The Elites at Davos Take On the $1 Trillion Food Waste Problem
Some of the world’s wealthiest business leaders and most powerful government officials are putting their mouths where the money is when it comes to food waste—a problem that globally costs $1 trillion every year.
The World Economic Forum, formed in 1945, is best known for its annual meeting of the rich and important who gather for a brief retreat and exchange ideas in Davos, Switzerland. This year’s talks are on subjects such as clean energy, global health, and the Chinese economy. But with the announcement on Thursday of not one but two initiatives focused on food waste, the edible things we throw away up and down the food chain have also become a hot topic in the Swiss Alps.
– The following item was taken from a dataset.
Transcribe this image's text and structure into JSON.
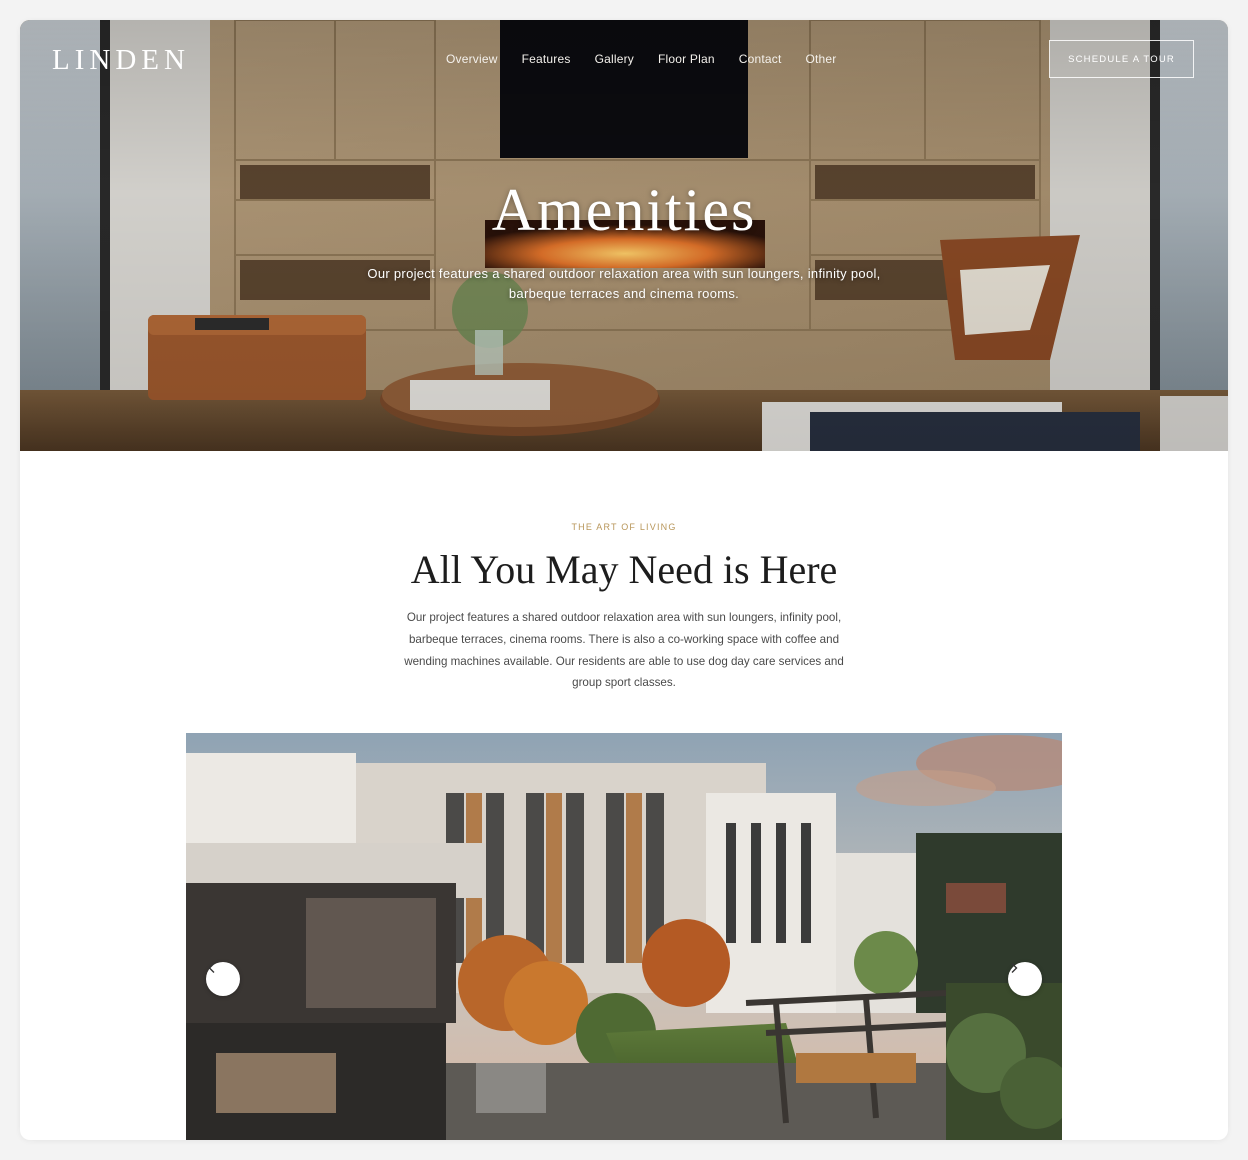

Champions 12.3 is a newly formed group of global executives and leaders who have promised to focus on the United Nation’s goal, announced last September, to cut per-capita global food waste in half by 2030. Those involved include chief executives from Tesco and Nestlé; directors of institutions like the International Food Policy Research Institute; agriculture ministers from Denmark, the Netherlands, South Africa, and the United States; and many others. As a group, however, all the champions have specifically pledged is to keep raising food-waste awareness.
“This is the first time that this specific group of executives have come together for an initiative,” said Craig Hanson, World Research Institute’s global director of food, forests, and water programs. “What unites these champions is that each in their own way is demonstrating leadership on the issue of reducing food loss and waste, and all want to inspire the world to meet SDG Target 12.3.”
The Dutch firm Rabobank, whose chairman is a champion, is a leading financer of food and agriculture ventures that already has a program seeking to increase food production and distribution while decreasing waste. Other organizations, such as the Environmental Protection Agency, World Farmers’ Organization, and the nonprofit Feedback, whose leaders are all involved in Champions 12.3, already have a vested stake in food and agriculture. In addition to its president signing on to the Champions mission, today the Rockefeller Foundation has also announced a separate $130 million initiative to reduce food waste around the world, according to The New York Times.
The astronomic cost of food waste makes it a fitting topic for Davos. But much like the U.N. program Save Food, the goal of Champions 12.3 seems to rest more on awareness building than any specific actions. “They are the ‘constant voice’ on the issue,” said Hanson. “Nearly everywhere they go, whomever they meet, these champions are going to ask, ‘What are you doing about cutting food loss and waste?’ ” As a group, however, they are not putting forth any concrete plans for meeting the U.N.’s lofty goal.
The group of 30 world leaders certainly meets with and influences a lot of high-level people. But is more talk the best way to cut down on global food waste? Though there’s no easy solution to the problem, there’s plenty of research that at the very least shows where to start. In low-income countries, for example, steps to improve storage, transportation, and packaging could cut down on a significant portion of food waste, according to the Food and Agriculture Organization of the United Nations. For middle- or high-income nations, it’s important to rethink agricultural subsidies as well as reduce at-home food waste through better meal planning. With political will behind them, these are all very plausible actions to take.
There are also more concrete efforts that are already under way and show real potential for success. In 2014, Denmark launched a “national partnership for reduction of avoidable food waste” featuring “binding collaboration between all links in the food chain and relevant authorities and organization,” Eva Kjer Hansen, the country’s minister of environment and food, said in the press release announcing the Champions 12.3 initiative. Likewise, the World Wildlife Fund is partnering with governments and organizations to “achieve farming practices that improve land and soil quality, and maintain ecosystems so that increased agricultural productivity does not come at the expense of the environment,” president Yolanda Kakabadse said in the release.
“If food loss and waste were a country, it would be the third-largest greenhouse gas emitter in the world,” Andrew Steer, president and CEO of the World Resources Institute, pointed said in the statement. Food waste also contributes to annual water loss, hunger, and unnecessary land use. If we take action quickly, we could make a significant dent in these environmental repercussions.